Die Solidarwerkstatt unterstützt die Warnstreiks der Beschäftigten in der Sozialwirtschaft. Die Durchsetzung der gewerkschaftlichen Forderungen braucht gerade in der Sozialwirtschaft, die zu 80% aus öffentlichen Mitteln finanziert wird, den Bruch mit der neoliberalen Spar- und Kürzungspolitik. 

Die Forderungen der Beschäftigten in der Sozialwirtschaft sind:

  • 6% Lohnerhöhungen, Sockelbetrag von plus 150 Euro
  • 35 Stundenwoche bei vollem Lohnausgleich
  • 6. Urlaubswoche für alle
  • Verbesserung bei der Dienstplangestaltung
  • Anrechnung von Vordienstzeiten

Diese Forderungen sind mehrfach geboten:

  • Aufgrund von Personalmangel steigt die Arbeitsbelastung immer stärker. Fast 40% der in Sozial- und Pflegeberufen Arbeitenden sind burn-out-gefährdet.
  • Löhne und Gehälter im Bereich der Sozialwirtschaft liegen deutlich unter dem durchschnittlichen Lohnniveau.
  • die Preissteigerung beim Alltagskonsum („Kleiner Warenkorb“) ist 2018 um 5,5% gestiegen. Das derzeitige Arbeitgeber-Angebot von 2,37% völlig unzureichend.
  • langfristig gesehen sind die ArbeitnehmerInnen seit Mitte der 90er Jahre deutlich von der allgemeinen Wirtschaftsentwicklung abgekoppelt worden (sh.

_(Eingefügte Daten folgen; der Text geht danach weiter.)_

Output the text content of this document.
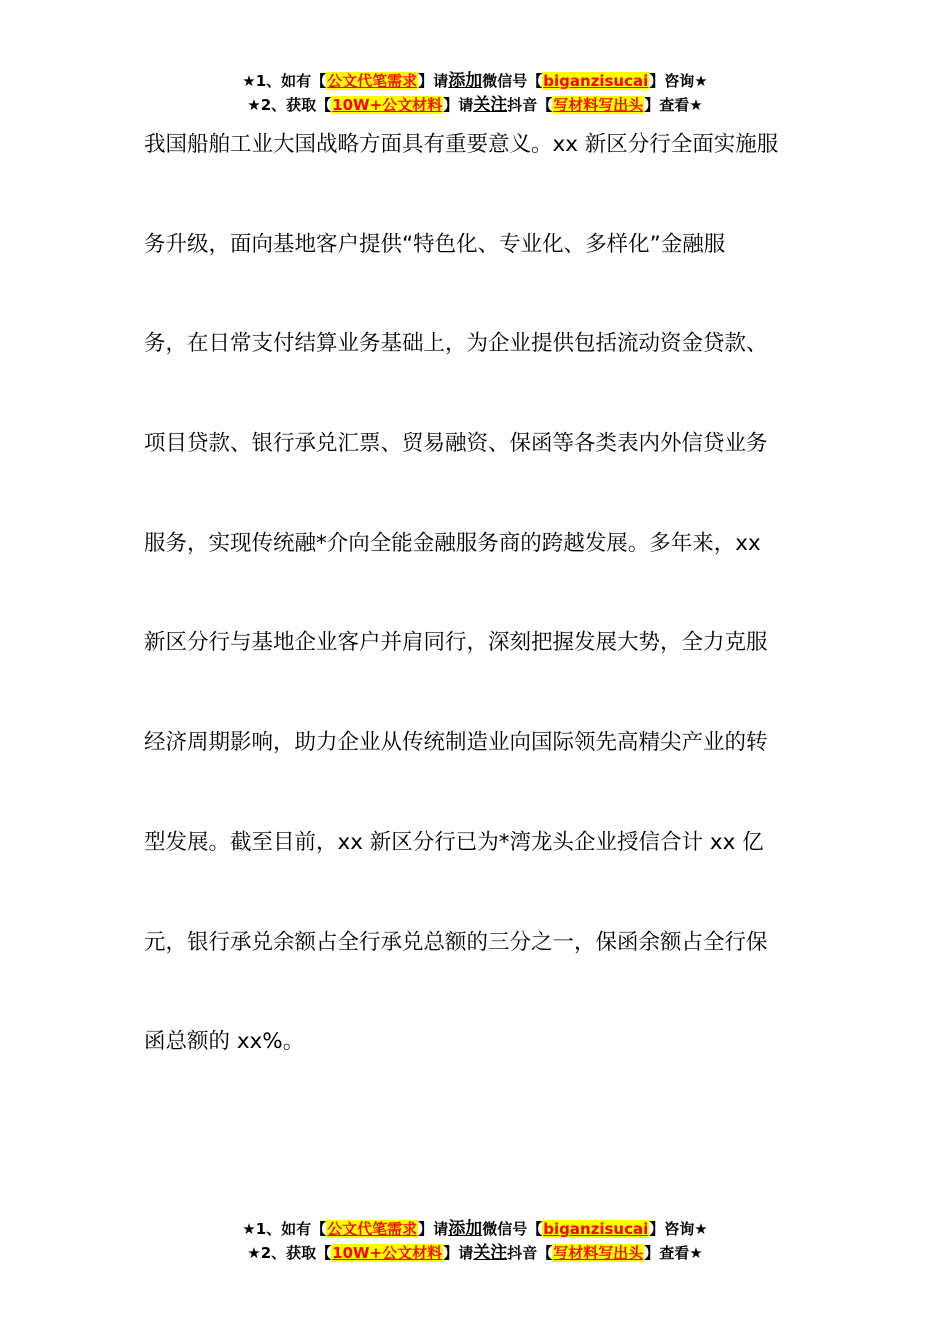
★1、如有【公文代笔需求】请添加微信号【biganzisucai】咨询★
★2、获取【10W+公文材料】请关注抖音【写材料写出头】查看★

我国船舶工业大国战略方面具有重要意义。xx 新区分行全面实施服

务升级，面向基地客户提供“特色化、专业化、多样化”金融服

务，在日常支付结算业务基础上，为企业提供包括流动资金贷款、

项目贷款、银行承兑汇票、贸易融资、保函等各类表内外信贷业务

服务，实现传统融*介向全能金融服务商的跨越发展。多年来，xx

新区分行与基地企业客户并肩同行，深刻把握发展大势，全力克服

经济周期影响，助力企业从传统制造业向国际领先高精尖产业的转

型发展。截至目前，xx 新区分行已为*湾龙头企业授信合计 xx 亿

元，银行承兑余额占全行承兑总额的三分之一，保函余额占全行保

函总额的 xx%。

★1、如有【公文代笔需求】请添加微信号【biganzisucai】咨询★
★2、获取【10W+公文材料】请关注抖音【写材料写出头】查看★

Schaubild)

BIP Loehne

"Zum Schmied und nicht nur zum Schmiedl gehen!"

Die Durchsetzung der gewerkschaftlichen Forderungen braucht gerade im Bereich der Sozialwirtschaft, der zu rund 80% aus öffentlichen Mitteln finanziert wird, den Bruch mit der neoliberalen Spar- und Kürzungspolitik. Bei der Kundgebung von GPA und vida am 29. Jänner in Wien wurde das  offen angesprochen: "Wir müssen zum Schmied und nicht nur zum Schmiedl gehen!", forderte eine Betriebsrätin. Sprich: Es reicht nicht die Forderungen an die Arbeitgeber zu richten, sie müssen auch an die für die Budgetpolitik politisch Verantwortlichen gerichtet werden.

Diese öffentliche Spar- und Kürzungspolitik wird insbesondere durch den EU-Fiskalpakt (ab 2012) einzementiert. Der gewerkschaftsnahe Ökonom Stephan Schulmeister hat analysiert, dass der EU-Fiskalpakt dazu führt, „die Budgethoheit auf die EU-Kommission übergehen zu lassen“ und „den Sozialstaat zu strangulieren.“ Sein Fazit: „Mit dem EU-Fiskalpakt haben christ- und sozialdemokratische Politiker ihre Selbstentmündigung rechtlich abgesichert" ( Die Presse, 13.5.2016). Mittlerweile liegt dieses Selbstentmündigungsregime in türkis-blauen Händen. Türkis-blau will die verrückte EU-Vorgabe einer „Schuldenbremse“, die in Wahrheit ein Investitions- und Sozialstaatbremse ist, sogar in Verfassungsrang heben.

Wie stark sich der EU-Fiskalpakt z.B. auf den Bereich der Pflege ausgewirkt hat, kann man anhand des Vergleichs der fünf Jahre vor und nach der Einführung des Fiskalpakts erkennen (sh. Schaubild): Im Zeitraum 2007-11 stiegen die öffentlichen Pro-Kopf-Ausgaben in der Pflege um 12,6%, im Zeitraum 2012-16, gingen sie um 2,3% zurück. Noch dramatischer ist die Entwicklung bei den Pro-Kopf-Ausgaben bezogen auf die Menschen 75-plus, auf die gerade im Pflegebereich ein Großteil der Ausgaben entfällt. 2007-11: Plus 9,7%, 2012-16: Minus 11,3%.

Pflegeausgaben Kopf

Es ist kein Zufall, dass diese Zahlen in dieser Form nie aufbereitet werden, enthüllen sie doch, wie sehr dieses neoliberale Spar- und Kürzungsregime, das über die EU-Ebene oktroyiert wird, in unseren Gesundheits- und Sozialbereich einschneidet.

Das zeigt, wie notwendig es ist, die Forderungen nach Verbesserung der Löhne und Arbeitsbedingungen im Sozial- und Gesundheitsbereich mit dem Ausbruch aus dem neoliberalen Korsett des EU-Fiskalpakts zu verknüpfen. Sozialstatt statt EU-Fiskalpakt!